46. Başvurucu, ihlalin tespiti ve manevi tazminat
talebinde bulunmuştur.
47. Anayasa Mahkemesi, bireysel başvuru yapılması
amacıyla avukatına göndermek istediği belgelerin gönderilmesinin mahkeme
kararıyla engellenmesi nedeniyle başvurucunun bireysel başvuru hakkının ihlal
edildiği sonucuna ulaşmıştır.

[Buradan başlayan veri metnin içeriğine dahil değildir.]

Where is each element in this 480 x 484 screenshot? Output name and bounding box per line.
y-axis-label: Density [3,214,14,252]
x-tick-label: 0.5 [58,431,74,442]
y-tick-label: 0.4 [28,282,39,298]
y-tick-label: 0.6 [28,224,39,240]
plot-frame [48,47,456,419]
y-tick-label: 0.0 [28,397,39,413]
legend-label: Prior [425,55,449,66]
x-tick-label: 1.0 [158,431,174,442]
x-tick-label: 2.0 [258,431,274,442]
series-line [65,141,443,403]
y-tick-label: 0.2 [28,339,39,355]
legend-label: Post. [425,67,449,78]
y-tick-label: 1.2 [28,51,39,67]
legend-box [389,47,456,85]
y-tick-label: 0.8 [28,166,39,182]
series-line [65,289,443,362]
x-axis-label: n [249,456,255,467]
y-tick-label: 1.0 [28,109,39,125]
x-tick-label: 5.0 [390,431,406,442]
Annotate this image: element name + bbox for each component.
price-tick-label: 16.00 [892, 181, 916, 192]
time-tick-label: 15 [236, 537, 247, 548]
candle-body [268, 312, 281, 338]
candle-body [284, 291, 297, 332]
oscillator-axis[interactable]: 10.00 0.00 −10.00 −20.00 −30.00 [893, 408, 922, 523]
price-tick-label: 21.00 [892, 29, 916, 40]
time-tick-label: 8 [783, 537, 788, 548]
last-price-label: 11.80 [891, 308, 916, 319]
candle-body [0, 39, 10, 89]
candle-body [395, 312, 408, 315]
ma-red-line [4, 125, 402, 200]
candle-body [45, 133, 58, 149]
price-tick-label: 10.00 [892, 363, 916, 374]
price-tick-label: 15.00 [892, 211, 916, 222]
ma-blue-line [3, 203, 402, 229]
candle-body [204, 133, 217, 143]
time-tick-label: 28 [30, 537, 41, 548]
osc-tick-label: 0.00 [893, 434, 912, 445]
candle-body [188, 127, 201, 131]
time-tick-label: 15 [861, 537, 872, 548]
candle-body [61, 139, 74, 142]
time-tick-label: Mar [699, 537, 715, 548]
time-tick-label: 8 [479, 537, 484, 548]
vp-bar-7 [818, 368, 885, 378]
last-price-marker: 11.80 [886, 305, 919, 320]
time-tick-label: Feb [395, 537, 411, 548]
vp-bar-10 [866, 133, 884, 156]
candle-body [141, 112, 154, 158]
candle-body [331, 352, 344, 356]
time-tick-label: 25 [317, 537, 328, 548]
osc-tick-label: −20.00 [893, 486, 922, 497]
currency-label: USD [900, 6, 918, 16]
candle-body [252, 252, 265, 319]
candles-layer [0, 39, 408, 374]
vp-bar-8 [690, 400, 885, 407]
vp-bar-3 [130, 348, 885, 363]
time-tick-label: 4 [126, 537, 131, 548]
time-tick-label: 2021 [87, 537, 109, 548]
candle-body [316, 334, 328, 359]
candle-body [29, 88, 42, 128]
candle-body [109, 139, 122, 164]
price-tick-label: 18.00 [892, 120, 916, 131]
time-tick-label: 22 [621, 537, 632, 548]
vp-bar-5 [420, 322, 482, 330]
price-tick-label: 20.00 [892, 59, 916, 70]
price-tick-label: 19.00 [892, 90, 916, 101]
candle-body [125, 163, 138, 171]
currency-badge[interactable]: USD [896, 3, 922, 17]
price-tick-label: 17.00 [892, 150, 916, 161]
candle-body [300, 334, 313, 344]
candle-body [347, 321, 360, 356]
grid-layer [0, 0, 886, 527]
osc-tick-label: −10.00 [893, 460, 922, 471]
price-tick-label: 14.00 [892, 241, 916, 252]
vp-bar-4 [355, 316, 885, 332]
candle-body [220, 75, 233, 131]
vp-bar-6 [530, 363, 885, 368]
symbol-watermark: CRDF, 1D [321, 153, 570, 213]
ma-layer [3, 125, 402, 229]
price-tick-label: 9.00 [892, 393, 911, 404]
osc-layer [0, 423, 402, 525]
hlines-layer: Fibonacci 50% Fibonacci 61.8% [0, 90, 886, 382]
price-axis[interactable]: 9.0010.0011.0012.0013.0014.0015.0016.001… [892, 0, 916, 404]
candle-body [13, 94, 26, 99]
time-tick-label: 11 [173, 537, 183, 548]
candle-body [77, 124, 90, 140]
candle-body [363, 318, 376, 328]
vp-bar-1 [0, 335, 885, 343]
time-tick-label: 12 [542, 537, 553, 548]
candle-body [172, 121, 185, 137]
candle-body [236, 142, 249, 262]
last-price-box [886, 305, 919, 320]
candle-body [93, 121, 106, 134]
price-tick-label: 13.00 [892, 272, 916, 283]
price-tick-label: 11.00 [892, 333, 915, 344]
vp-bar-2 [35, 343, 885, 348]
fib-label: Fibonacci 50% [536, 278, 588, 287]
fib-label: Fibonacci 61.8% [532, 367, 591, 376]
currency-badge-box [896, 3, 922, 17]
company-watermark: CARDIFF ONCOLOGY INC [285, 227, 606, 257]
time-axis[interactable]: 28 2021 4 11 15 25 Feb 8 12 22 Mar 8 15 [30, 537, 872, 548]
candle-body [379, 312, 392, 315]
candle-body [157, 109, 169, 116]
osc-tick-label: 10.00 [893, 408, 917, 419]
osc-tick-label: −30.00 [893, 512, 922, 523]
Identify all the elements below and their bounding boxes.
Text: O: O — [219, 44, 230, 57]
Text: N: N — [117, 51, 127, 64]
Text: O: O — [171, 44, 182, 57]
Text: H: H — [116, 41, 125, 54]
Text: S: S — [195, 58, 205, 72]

Dolayısıyla somut başvuruda ihlalin mahkeme
kararından kaynaklandığı anlaşılmıştır.
48. Bununla birlikte başvurucunun bireysel başvuru yapma
imkânının süre koşulunun sağlanmasının imkânsızlığı nedeniyle mümkün olmadığı
anlaşıldığından bireysel başvuru hakkı ihlalinin sonuçlarının ortadan
kaldırılması için yeniden yargılama yapılmasında hukuki yarar bulunmadığı
sonucuna ulaşılmıştır (bkz. §§ 10, 11).
49. Öte yandan eski hâle getirme kuralı
çerçevesinde ihlalin bütün sonuçlarıyla ortadan kaldırılabilmesi için yalnızca
ihlal tespitiyle giderilemeyecek olan manevi zararları karşılığında başvurucuya
net 3.000 TL manevi tazminat ödenmesine karar verilmesi gerekir.

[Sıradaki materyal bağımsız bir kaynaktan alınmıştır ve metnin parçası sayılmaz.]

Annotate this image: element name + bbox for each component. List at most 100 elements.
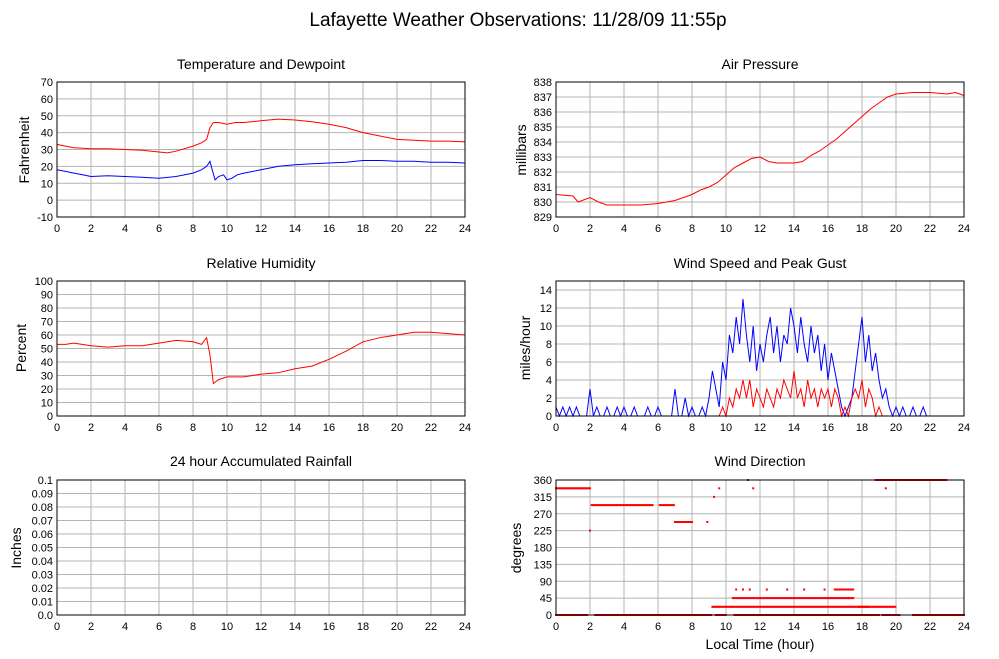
direction-point [744, 605, 747, 608]
direction-point [786, 588, 789, 591]
direction-point [634, 504, 637, 507]
direction-point [833, 605, 836, 608]
direction-point [806, 597, 809, 600]
y-tick-label: 50 [41, 344, 53, 356]
chart-title: Air Pressure [721, 56, 798, 72]
direction-point [770, 605, 772, 608]
direction-point [843, 597, 846, 600]
direction-point [590, 504, 593, 507]
direction-point [746, 605, 748, 608]
direction-point [606, 504, 609, 507]
x-tick-label: 0 [54, 621, 60, 633]
direction-point [767, 597, 770, 600]
direction-point [833, 597, 836, 600]
direction-point [584, 487, 587, 490]
direction-point [757, 597, 760, 600]
direction-point [785, 605, 788, 608]
x-tick-label: 0 [553, 223, 559, 235]
direction-point [792, 597, 795, 600]
plot-frame [56, 479, 466, 616]
direction-point [789, 597, 792, 600]
direction-point [743, 605, 746, 608]
y-tick-label: 837 [534, 92, 552, 104]
direction-point [884, 487, 887, 490]
direction-point [586, 487, 589, 490]
direction-point [811, 597, 814, 600]
x-tick-label: 18 [856, 621, 868, 633]
direction-point [799, 597, 802, 600]
y-tick-label: 0.04 [32, 556, 53, 568]
x-tick-label: 2 [88, 422, 94, 434]
x-tick-label: 20 [391, 422, 403, 434]
direction-point [852, 597, 855, 600]
direction-point [760, 597, 763, 600]
direction-point [787, 605, 789, 608]
x-tick-label: 14 [788, 422, 800, 434]
x-tick-label: 4 [122, 621, 128, 633]
y-tick-label: 0.1 [38, 475, 53, 487]
direction-point [733, 597, 736, 600]
direction-point [805, 605, 808, 608]
x-tick-label: 8 [689, 422, 695, 434]
direction-point [847, 597, 850, 600]
y-tick-label: 45 [540, 593, 552, 605]
direction-point [802, 597, 805, 600]
y-tick-label: 30 [41, 145, 53, 157]
direction-point [572, 487, 574, 490]
x-tick-label: 16 [323, 223, 335, 235]
direction-point [838, 588, 840, 591]
x-tick-label: 4 [621, 422, 627, 434]
x-tick-label: 12 [255, 422, 267, 434]
x-tick-label: 16 [822, 223, 834, 235]
direction-point [863, 605, 866, 608]
direction-point [838, 597, 840, 600]
direction-point [777, 605, 780, 608]
direction-point [746, 597, 748, 600]
direction-point [855, 605, 857, 608]
x-tick-label: 10 [720, 621, 732, 633]
direction-point [683, 521, 686, 523]
x-tick-label: 10 [221, 621, 233, 633]
direction-point [849, 597, 852, 600]
direction-point [576, 487, 579, 490]
grid [57, 480, 465, 615]
direction-point [641, 504, 644, 507]
y-tick-label: 2 [546, 393, 552, 405]
y-tick-label: 100 [35, 276, 53, 288]
direction-point [801, 597, 804, 600]
direction-point [733, 605, 736, 608]
x-tick-label: 20 [890, 422, 902, 434]
direction-point [846, 588, 849, 591]
y-tick-label: 20 [41, 161, 53, 173]
direction-point [815, 597, 818, 600]
direction-point [675, 521, 678, 523]
x-tick-label: 14 [289, 422, 301, 434]
direction-point [727, 605, 729, 608]
x-tick-label: 2 [587, 422, 593, 434]
direction-point [610, 504, 613, 507]
direction-point [609, 504, 612, 507]
direction-point [836, 588, 839, 591]
x-tick-label: 6 [655, 621, 661, 633]
direction-point [752, 487, 755, 490]
direction-point [885, 605, 888, 608]
y-tick-label: 12 [540, 303, 552, 315]
direction-point [795, 597, 798, 600]
y-tick-label: 135 [534, 559, 552, 571]
plot-frame [555, 479, 965, 616]
y-tick-label: 70 [41, 317, 53, 329]
direction-point [813, 605, 816, 608]
direction-point [742, 588, 744, 591]
direction-point [835, 588, 838, 591]
direction-point [581, 487, 584, 490]
chart-title: Relative Humidity [207, 255, 316, 271]
direction-point [819, 605, 822, 608]
x-tick-label: 20 [391, 223, 403, 235]
direction-point [853, 605, 856, 608]
y-tick-label: 8 [546, 339, 552, 351]
y-tick-label: 10 [540, 321, 552, 333]
x-tick-label: 20 [890, 223, 902, 235]
direction-point [884, 605, 887, 608]
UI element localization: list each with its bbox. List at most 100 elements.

50. Dosyadaki belgelerden tespit edilen 3.600 TL vekâlet
ücretinden oluşan yargılama giderinin başvurucuya ödenmesine karar verilmesi
gerekir.
VI. HÜKÜM
Açıklanan gerekçelerle;
A. Adli yardım talebinin KABULÜNE,
B. Bireysel başvuru hakkının ihlal edildiğine ilişkin
iddianın KABUL EDİLEBİLİR OLDUĞUNA,
C. Anayasa’nın 148. maddesinde güvence altına alınan
bireysel başvuru hakkının İHLAL EDİLDİĞİNE,
D. Başvurucuya net 3.000 TL manevi tazminat ÖDENMESİNE,
E. 3.600 TL vekâlet ücretinden oluşan yargılama giderinin
başvurucuya ÖDENMESİNE,
F. Ödemelerin, kararın tebliğini takiben başvurucunun
Hazine ve Maliye Bakanlığına başvuru tarihinden itibaren dört ay içinde
yapılmasına, ödemede gecikme olması hâlinde bu sürenin sona erdiği tarihten
ödeme tarihine kadar geçen süre için yasal FAİZ UYGULANMASINA,
G. Kararın bir örneğinin bilgi için Ankara Batı 2. Ağır
Ceza Mahkemesine (2015/1542 D. İş) GÖNDERİLMESİNE,
H. Kararın bir örneğinin Adalet Bakanlığına
GÖNDERİLMESİNE 2/12/2020 tarihinde OYBİRLİĞİYLE karar verildi.